Vorliegend ließ sich der Betroffene schon anhand der Angaben im Adressierungsfeld des Bußgeldbescheides zweifelsfrei identifizieren, es liegt daher eine wirksame Zustellung vor. Die Bezeichnung des Adressaten hat so genau zu sein, dass die Feststellung der Identität gewährleistet ist (Zöller/Stöber ZPO 23.Aufl. § 182 Rn. 5). Eine falsche Bezeichnung schadet dann nicht, wenn die richtige Bezeichnung für den Zustellungsadressaten erkennbar ist (Baumbach/Lauterbach/Albers/ Hartmann ZPO 21.Aufl. § 182 Rn. 6; OLG Düsseldorf JB 1982, 1742 f. für den Fall der Namensänderung infolge Heirat). Vorliegend war wegen der Mitangabe des Geburtsnamens für den Zustelladressaten bei erfolgter Namensänderung wegen seiner Heirat, zweifelsfrei erkennbar, dass die Sendung an ihn gerichtet war. Der richtige Adressat war weiterhin sowohl für den zustellenden Postbeamten als auch für die die Zustellung in Empfang nehmende Ehefrau des Betroffenen eindeutig feststellbar. Die Verjährung wurde daher gemäß § 33 Abs. 1 Satz 1 Nr. 9 OWiG mit Erlass des Bußgeldbescheides am 5.4.2002 unterbrochen.

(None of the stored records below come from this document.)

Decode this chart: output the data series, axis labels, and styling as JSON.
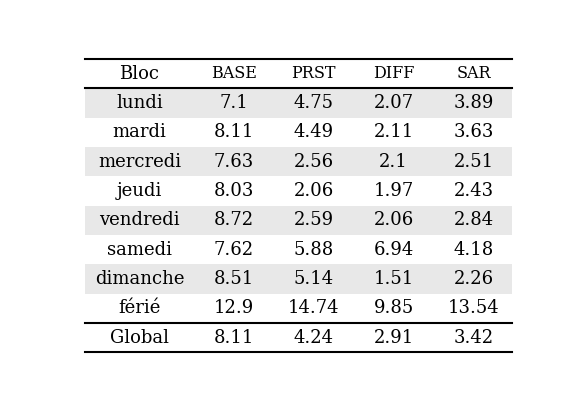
{
  "columns": [
    "Bloc",
    "BASE",
    "PRST",
    "DIFF",
    "SAR"
  ],
  "rows": [
    [
      "lundi",
      "7.1",
      "4.75",
      "2.07",
      "3.89"
    ],
    [
      "mardi",
      "8.11",
      "4.49",
      "2.11",
      "3.63"
    ],
    [
      "mercredi",
      "7.63",
      "2.56",
      "2.1",
      "2.51"
    ],
    [
      "jeudi",
      "8.03",
      "2.06",
      "1.97",
      "2.43"
    ],
    [
      "vendredi",
      "8.72",
      "2.59",
      "2.06",
      "2.84"
    ],
    [
      "samedi",
      "7.62",
      "5.88",
      "6.94",
      "4.18"
    ],
    [
      "dimanche",
      "8.51",
      "5.14",
      "1.51",
      "2.26"
    ],
    [
      "férié",
      "12.9",
      "14.74",
      "9.85",
      "13.54"
    ]
  ],
  "global_row": [
    "Global",
    "8.11",
    "4.24",
    "2.91",
    "3.42"
  ],
  "shaded_rows": [
    0,
    2,
    4,
    6
  ],
  "shaded_color": "#e8e8e8",
  "bg_color": "#ffffff",
  "line_color": "#000000",
  "text_color": "#000000",
  "font_size": 13,
  "header_font_size": 11.5
}
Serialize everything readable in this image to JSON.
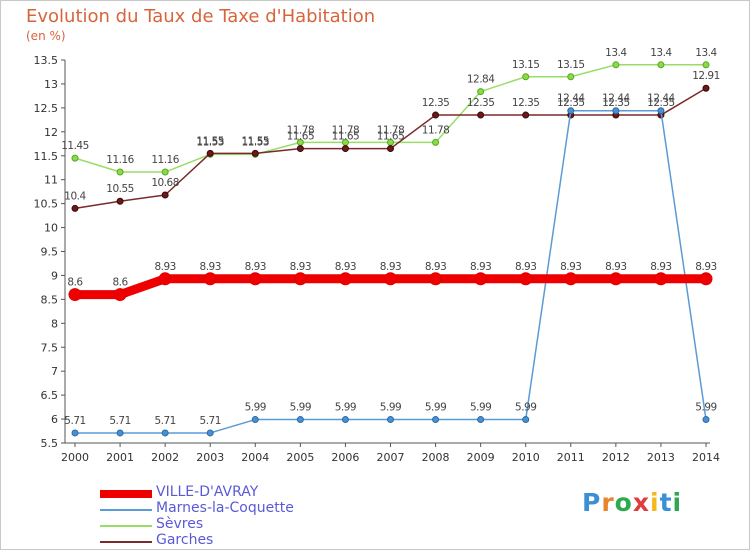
{
  "title": "Evolution du Taux de Taxe d'Habitation",
  "subtitle": "(en %)",
  "logo": "Proxiti",
  "chart_data": {
    "type": "line",
    "title": "Evolution du Taux de Taxe d'Habitation",
    "ylabel": "(en %)",
    "xlabel": "",
    "x": [
      "2000",
      "2001",
      "2002",
      "2003",
      "2004",
      "2005",
      "2006",
      "2007",
      "2008",
      "2009",
      "2010",
      "2011",
      "2012",
      "2013",
      "2014"
    ],
    "ylim": [
      5.5,
      13.5
    ],
    "yticks": [
      "5.5",
      "6",
      "6.5",
      "7",
      "7.5",
      "8",
      "8.5",
      "9",
      "9.5",
      "10",
      "10.5",
      "11",
      "11.5",
      "12",
      "12.5",
      "13",
      "13.5"
    ],
    "grid": false,
    "legend": "bottom-left",
    "series": [
      {
        "name": "VILLE-D'AVRAY",
        "color": "#ee0000",
        "values": [
          8.6,
          8.6,
          8.93,
          8.93,
          8.93,
          8.93,
          8.93,
          8.93,
          8.93,
          8.93,
          8.93,
          8.93,
          8.93,
          8.93,
          8.93
        ],
        "labels": [
          "8.6",
          "8.6",
          "8.93",
          "8.93",
          "8.93",
          "8.93",
          "8.93",
          "8.93",
          "8.93",
          "8.93",
          "8.93",
          "8.93",
          "8.93",
          "8.93",
          "8.93"
        ]
      },
      {
        "name": "Marnes-la-Coquette",
        "color": "#5b9bd5",
        "values": [
          5.71,
          5.71,
          5.71,
          5.71,
          5.99,
          5.99,
          5.99,
          5.99,
          5.99,
          5.99,
          5.99,
          12.44,
          12.44,
          12.44,
          5.99
        ],
        "labels": [
          "5.71",
          "5.71",
          "5.71",
          "5.71",
          "5.99",
          "5.99",
          "5.99",
          "5.99",
          "5.99",
          "5.99",
          "5.99",
          "12.44",
          "12.44",
          "12.44",
          "5.99"
        ]
      },
      {
        "name": "Sèvres",
        "color": "#99dd66",
        "values": [
          11.45,
          11.16,
          11.16,
          11.53,
          11.53,
          11.78,
          11.78,
          11.78,
          11.78,
          12.84,
          13.15,
          13.15,
          13.4,
          13.4,
          13.4
        ],
        "labels": [
          "11.45",
          "11.16",
          "11.16",
          "11.53",
          "11.53",
          "11.78",
          "11.78",
          "11.78",
          "11.78",
          "12.84",
          "13.15",
          "13.15",
          "13.4",
          "13.4",
          "13.4"
        ]
      },
      {
        "name": "Garches",
        "color": "#7a2a2a",
        "values": [
          10.4,
          10.55,
          10.68,
          11.55,
          11.55,
          11.65,
          11.65,
          11.65,
          12.35,
          12.35,
          12.35,
          12.35,
          12.35,
          12.35,
          12.91
        ],
        "labels": [
          "10.4",
          "10.55",
          "10.68",
          "11.55",
          "11.55",
          "11.65",
          "11.65",
          "11.65",
          "12.35",
          "12.35",
          "12.35",
          "12.35",
          "12.35",
          "12.35",
          "12.91"
        ]
      }
    ]
  },
  "legend": {
    "items": [
      {
        "label": "VILLE-D'AVRAY",
        "color": "#ee0000"
      },
      {
        "label": "Marnes-la-Coquette",
        "color": "#5b9bd5"
      },
      {
        "label": "Sèvres",
        "color": "#99dd66"
      },
      {
        "label": "Garches",
        "color": "#7a2a2a"
      }
    ]
  }
}
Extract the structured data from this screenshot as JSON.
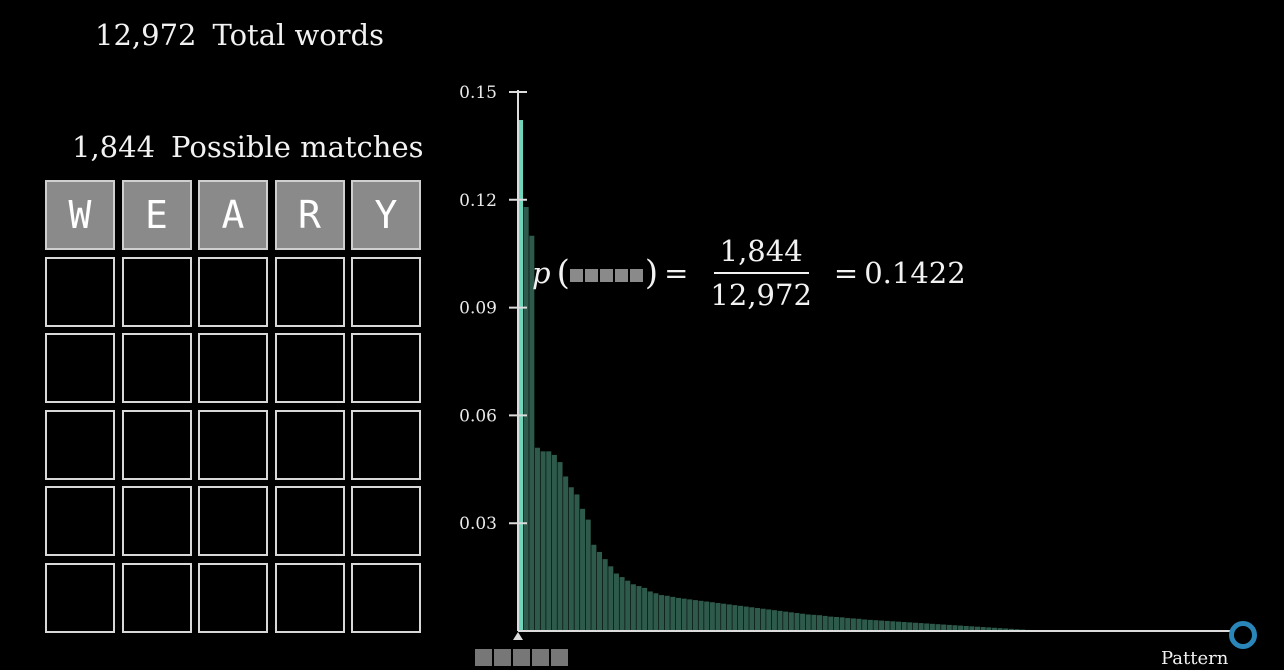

Im Übrigen wäre schon der Anordnung der Anhörung eine verjährungsunterbrechende Wirkung zugekommen (Göhler aaO § 33 Rn. 10). Eine verjährungsunterbrechende Verfügung hätte sich nämlich nicht gegen den Täter unter seinem richtigen Namen richten müssen (BGHSt 24, 321/322; 42, 283/290), ausreichend gewesen wären schon die bei den Akten befindlichen Merkmale zur individuellen Täterbestimmung (Göhler aaO § 33 Rn. 10).

Nach der Zustellung des Bußgeldbescheides sind bis zum Urteilserlass rechtzeitige Unterbrechungen nach § 33 Abs. 1 Satz 1 Nr. 10 und 11 OWiG i.V.m. § 26 Abs.3 StVG erfolgt.